Rihanna in Vogue. ”If you promise the world’s most beautiful bodies, you’d better start delivering right on the cover. A big success for both Rihanna and Vogue.” Photo by Annie Leibovitz, Vogue, April 2011

The Mind, In Color. ”This image was taken from a new book called Portraits of the Mind: Visualizing the Brain from Antiquity to the 21st Century, in which scientist Carl Schoonover describes a new computer-modeling technique allowing researchers to create 3-D images of the smallest components of the human brain—in this image, the brain’s neocortex.” Photo by Thomas Deerinck and Mark Ellisman, Scientific American, March 2011
The Shock, Part 1. ”How do you express the shock of an earthquake in a still image? Itsuo Inouye of the Associated Press Tokyo bureau photographed two of his fellow journalists taking shelter under a table as the world shook.” Photo by Itsuo Inouye/AP, “Big Picture”, Boston Globe
David Schonauer’s press review evidently begins with Japan. How can the shock of an earthquake, followed by a tsunami, and then a nuclear threat be shown in images? Itsuo Inouye photographed two journalists taking refuge under a table during the earthquake. After the tsunami, his photographs of cargo containers published in the Boston Globe resemble a contemporary sculpture. But it’s the result of the tsunami. The New York Times chose a photograph from Xinhua/Gamma/Rapho/Getty Images. The Atlantic publishes one of the rare images that shows us the incredible devastating force of the tsunami wave in the estuary of Heigawa. The last horror that the people of Japan are living through is the threat of a nucleur meltdown. Kim Kyung-Hoon for the Washington Post followed workers at the Fukushima plant and the teams responsible for measuring the levels of radiation.
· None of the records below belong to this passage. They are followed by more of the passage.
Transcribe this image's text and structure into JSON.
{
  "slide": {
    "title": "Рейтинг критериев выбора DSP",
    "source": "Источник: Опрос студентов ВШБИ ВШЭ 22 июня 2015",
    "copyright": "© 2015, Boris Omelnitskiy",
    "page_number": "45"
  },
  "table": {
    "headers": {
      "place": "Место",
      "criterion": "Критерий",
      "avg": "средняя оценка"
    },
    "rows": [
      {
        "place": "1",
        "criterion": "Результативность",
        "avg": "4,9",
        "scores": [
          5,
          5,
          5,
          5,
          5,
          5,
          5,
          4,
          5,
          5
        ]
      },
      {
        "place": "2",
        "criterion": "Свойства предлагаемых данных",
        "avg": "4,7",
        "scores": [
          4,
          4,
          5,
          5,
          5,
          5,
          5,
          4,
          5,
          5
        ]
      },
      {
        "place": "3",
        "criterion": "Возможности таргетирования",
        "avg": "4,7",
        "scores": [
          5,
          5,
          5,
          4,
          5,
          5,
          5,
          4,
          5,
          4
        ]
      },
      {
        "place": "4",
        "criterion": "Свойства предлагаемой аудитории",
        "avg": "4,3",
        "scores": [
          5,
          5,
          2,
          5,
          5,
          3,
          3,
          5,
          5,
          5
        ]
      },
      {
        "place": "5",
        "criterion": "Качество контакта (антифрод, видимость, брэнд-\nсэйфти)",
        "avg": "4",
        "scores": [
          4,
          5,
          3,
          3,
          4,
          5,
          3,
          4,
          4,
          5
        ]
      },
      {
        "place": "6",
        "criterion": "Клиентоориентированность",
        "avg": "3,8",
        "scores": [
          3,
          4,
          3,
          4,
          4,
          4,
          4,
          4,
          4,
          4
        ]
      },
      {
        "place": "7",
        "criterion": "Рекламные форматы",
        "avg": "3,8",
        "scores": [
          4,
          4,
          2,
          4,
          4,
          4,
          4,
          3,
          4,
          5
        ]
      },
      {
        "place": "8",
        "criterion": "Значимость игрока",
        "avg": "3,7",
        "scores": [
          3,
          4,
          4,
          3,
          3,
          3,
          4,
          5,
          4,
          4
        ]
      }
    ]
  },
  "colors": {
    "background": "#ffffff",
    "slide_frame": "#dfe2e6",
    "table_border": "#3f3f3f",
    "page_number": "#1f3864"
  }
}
The second part of David Schonauer’s press review is at the complete opposite spectrum as it involves romance. National Geographic shows us everything from the mating rituals of frogs in the French Alps (Cyril Ruoso), to the summer romances of young New York couples (Diane Cook and Len Jenshel). Could this be a way of annoucing the arrival of spring?
The press review concludes with the voluptuous Rihanna, photographed by Annie Leibovitz, for Vogue and another image just as stunning of the human brain by Thomas Deerinck and Mark Ellisman (Scientific American).